9 anti-drone protesters cited at Beale
By Ryan McCarthy/ADrmccarthy
Four women and one man, who remained standing in front of a Beale Air Force Base gate after authorities asked them to move their protest off federal property were cited Tuesday and sang "We Shall Overcome."
About 50 people gathered in the morning at the base entrance off North Beale Road as well as at a gate off Doolittle Drive to protest against drones as part of a national action, said Sacr mento resident Cres Vellucci.
"This is more or less the Northern California protest," Vellucci said.
Sacramento resident Kevin Carter, 52, who calls himself a social justice activist, yelled, "Forgive these men that they know not what they do," as Beale security officials led the protesters away from the gate.
Four other protesters were also cited for trespassing at the Beale entrance off Doolittle. In all, nine people were cited.
David Hartsough, executive director of San Francisco-based Peaceworkers, displayed the peace symbol when cited at the North Beale Road entrance.
Sharon Delgado, founding director of Earth Justice Ministries in Nevada City, said "I just want to shut down the business as usual at the base. The longer the better."
Col. Phil Stewart, 9th Reconnaissance Wing commander at Beale, said in a statement after the protest, "It is our hope that these individuals, who have invoked their right to peaceable assembly, will do so safely and within the confines of the law in the future.
"We respect the rights of individuals to exercise free speech and the United States Air Force has always been and continues to be committed to defending lawful freedom of expression guaranteed by the First Amendment to the Constitution," Stewart said.
Most protesters came from the Bay Area, San Francisco, Nevada County or Chico.
Protester Janie Kesselman, 58, who lives in Campontville in Yuba County and works at Sierra Solar, said where protesters live isn't important because the war and use of drones are global issues.
"The issue isn't that there are or aren't people in Marysville or Yuba County," she added.
"They're just not here today," Kesselman said.
Chico resident Michael Pike, 65, described the protest as a grass-roots movement that doesn't always attract those who live closest to a military base.
"A lot of times they don't want to know," Pike said of what takes place at Beale.
The primary mission at Beale, for intelligence, surveillance and reconnaissance, does not include drones that fire weapons, but a protester contended the base is an accomplice in the drone program.
Vellucci said most Beale protesters living outside Yuba and Sutter counties are not new to social activism.
"People in the South were upset that people in the North were coming to protest the treatment of blacks," he added of the civil rights movement of the 1960s.
Carter said, "People in the Sutter area may not be informed as much as people in the Bay Area and other areas."

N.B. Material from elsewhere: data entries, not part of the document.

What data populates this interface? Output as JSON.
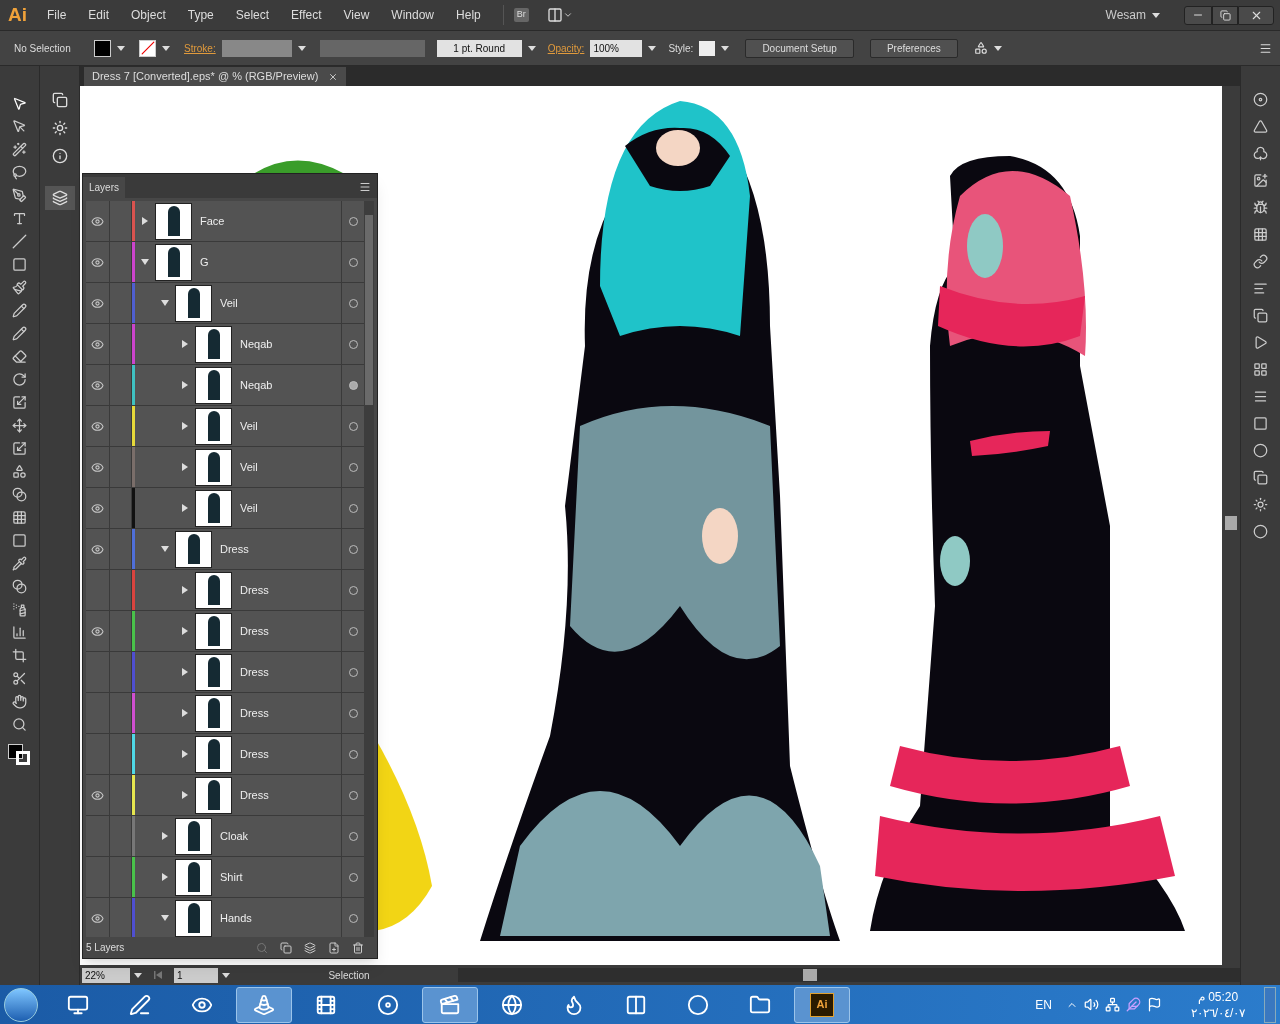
{
  "app": {
    "logo": "Ai",
    "menu": [
      "File",
      "Edit",
      "Object",
      "Type",
      "Select",
      "Effect",
      "View",
      "Window",
      "Help"
    ],
    "bridge": "Br",
    "workspace": "Wesam"
  },
  "control_bar": {
    "selection": "No Selection",
    "stroke_label": "Stroke:",
    "brush": "1 pt. Round",
    "opacity_label": "Opacity:",
    "opacity": "100%",
    "style_label": "Style:",
    "buttons": [
      "Document Setup",
      "Preferences"
    ]
  },
  "document_tab": {
    "title": "Dress 7 [Converted].eps* @ % (RGB/Preview)",
    "selected": true
  },
  "layers_panel": {
    "title": "Layers",
    "layers": [
      {
        "name": "Face",
        "color": "#d9534f",
        "visible": true,
        "expanded": false,
        "targeted": false
      },
      {
        "name": "G",
        "color": "#cc44cc",
        "visible": true,
        "expanded": true,
        "targeted": false,
        "children": [
          {
            "name": "Veil",
            "color": "#4f5fd0",
            "visible": true,
            "expanded": true,
            "targeted": false,
            "children": [
              {
                "name": "Neqab",
                "color": "#cc44cc",
                "visible": true,
                "expanded": false,
                "targeted": false
              },
              {
                "name": "Neqab",
                "color": "#3fc1c1",
                "visible": true,
                "expanded": false,
                "targeted": true
              },
              {
                "name": "Veil",
                "color": "#e6d93a",
                "visible": true,
                "expanded": false,
                "targeted": false
              },
              {
                "name": "Veil",
                "color": "#7a6e6a",
                "visible": true,
                "expanded": false,
                "targeted": false
              },
              {
                "name": "Veil",
                "color": "#111111",
                "visible": true,
                "expanded": false,
                "targeted": false
              }
            ]
          },
          {
            "name": "Dress",
            "color": "#4f6fd8",
            "visible": true,
            "expanded": true,
            "targeted": false,
            "children": [
              {
                "name": "Dress",
                "color": "#d9443f",
                "visible": false,
                "expanded": false,
                "targeted": false
              },
              {
                "name": "Dress",
                "color": "#49c24a",
                "visible": true,
                "expanded": false,
                "targeted": false
              },
              {
                "name": "Dress",
                "color": "#4f4fd0",
                "visible": false,
                "expanded": false,
                "targeted": false
              },
              {
                "name": "Dress",
                "color": "#d04fd0",
                "visible": false,
                "expanded": false,
                "targeted": false
              },
              {
                "name": "Dress",
                "color": "#4fd8e6",
                "visible": false,
                "expanded": false,
                "targeted": false
              },
              {
                "name": "Dress",
                "color": "#e6e64f",
                "visible": true,
                "expanded": false,
                "targeted": false
              }
            ]
          },
          {
            "name": "Cloak",
            "color": "#777777",
            "visible": false,
            "expanded": false,
            "targeted": false
          },
          {
            "name": "Shirt",
            "color": "#49c24a",
            "visible": false,
            "expanded": false,
            "targeted": false
          },
          {
            "name": "Hands",
            "color": "#4f4fd0",
            "visible": true,
            "expanded": true,
            "targeted": false
          }
        ]
      }
    ],
    "footer": "5 Layers"
  },
  "status_bar": {
    "zoom": "22%",
    "artboard": "1",
    "tool": "Selection"
  },
  "taskbar": {
    "apps": [
      {
        "active": false
      },
      {
        "active": false
      },
      {
        "active": false
      },
      {
        "active": true
      },
      {
        "active": false
      },
      {
        "active": false
      },
      {
        "active": true
      },
      {
        "active": false
      },
      {
        "active": false
      },
      {
        "active": false
      },
      {
        "active": false
      },
      {
        "active": false
      },
      {
        "active": true,
        "label": "Ai"
      }
    ],
    "language": "EN",
    "time": "05:20 م",
    "date": "٢٠٢٦/٠٤/٠٧"
  }
}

Oakland resident and Catholic priest Louis Vitale, 80, said outside Beale that, "We've been hyped into all this patriotism." Vitale said earlier wars haven't solved problems.
"They all thought they were saving the world by going to Vietnam," Vitale said of the military.
Toby Blome, a resident of El Cerrito in the Bay Area, was cited Tuesday for trespassing at the base entrance off Doolittle. She spent two weeks in Pakistan as part of the anti-war Code Pink group and returned Oct. 12. She said drones in the Middle East country are terrorizing people.
If Pakistanis asked her and others where they were from, Blome said she answered "America."
"I apologize for my government's policies against the people of Pakistan," she would tell them.
Sacramento resident Barry Binks, 72, also cited for trespassing, said he is disappointed that the drone program has expanded under President Barack Obama.
"I expected something to happen when Obama was elected," Binks said. "Like a lot of people, I thought he was going to do something."